For employers considering this move — here are a few questions to ask to help get a lay of the land:
- Is your current benefits offering attractive to your employees? Competitive benefits packages usually include health insurance and a retirement savings plan. What additional benefits could your company offer to help attract and retain talent? Other popular benefits include disability, life, dental, vision and accident insurance. A defined contribution plan can give these ancillary offerings higher priority. Survey your employees on what matters to them and their product preferences.

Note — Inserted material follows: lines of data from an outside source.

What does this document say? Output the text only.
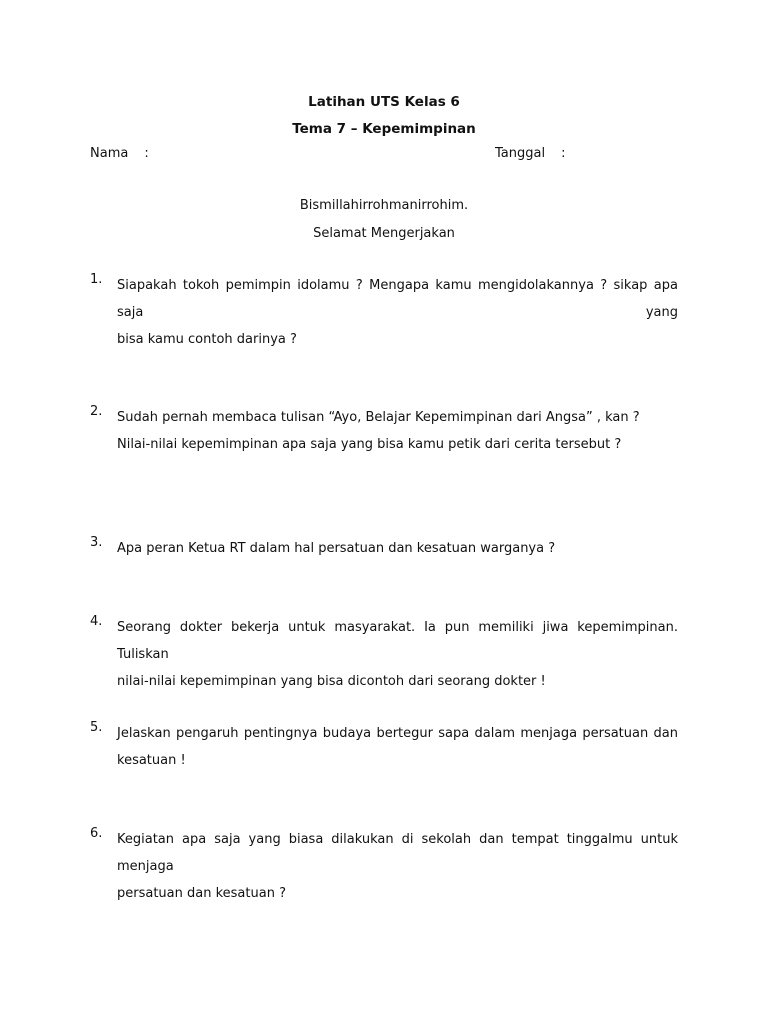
Latihan UTS Kelas 6
Tema 7 – Kepemimpinan
Nama :	Tanggal :
Bismillahirrohmanirrohim.
Selamat Mengerjakan
1. Siapakah tokoh pemimpin idolamu ? Mengapa kamu mengidolakannya ? sikap apa saja yang
bisa kamu contoh darinya ?
2. Sudah pernah membaca tulisan “Ayo, Belajar Kepemimpinan dari Angsa” , kan ?
Nilai-nilai kepemimpinan apa saja yang bisa kamu petik dari cerita tersebut ?
3. Apa peran Ketua RT dalam hal persatuan dan kesatuan warganya ?
4. Seorang dokter bekerja untuk masyarakat. Ia pun memiliki jiwa kepemimpinan. Tuliskan
nilai-nilai kepemimpinan yang bisa dicontoh dari seorang dokter !
5. Jelaskan pengaruh pentingnya budaya bertegur sapa dalam menjaga persatuan dan
kesatuan !
6. Kegiatan apa saja yang biasa dilakukan di sekolah dan tempat tinggalmu untuk menjaga
persatuan dan kesatuan ?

- What is your employee makeup? A workforce of younger employees (think millennials and young Gen Xers) may not value a disability insurance offering as highly as older employees. Younger workers may think they are invincible to the conditions against which disability insurance protects, or they may think an employer’s workers’ compensation package could cover them for an on-the-job injury. They aren’t necessarily thinking about that 24-hour — outside of work — protection.
- What is the value proposition? There are additional benefits to selecting a defined contribution plan than a more-robust benefits offering. Consider other organizational benefits:
- Ease of administrations. How would switching to a defined contribution plan reduce the burden on your HR staff? Think of how centralized administration could assist with billing, enrollment, updating beneficiary designations and employee life event changes.
- Employee support. Consider carrier products backed by a robust system of decision support tools — such as educational modules. These tools empower employees to make informed decisions based on their lifestyle, family status and needs assessment that can result in increased satisfaction and lower costs for the employee and employer.
- Automated Enrollment. Defined contribution plans offer sophisticated enrollment systems that make paper and manual processes obsolete — a process preferred by millennials.
A robust benefits offering is the ultimate way to attract and retain top talent. Considering these questions, along with consulting your benefits broker, can help ensure that you are making the most of your benefits plan.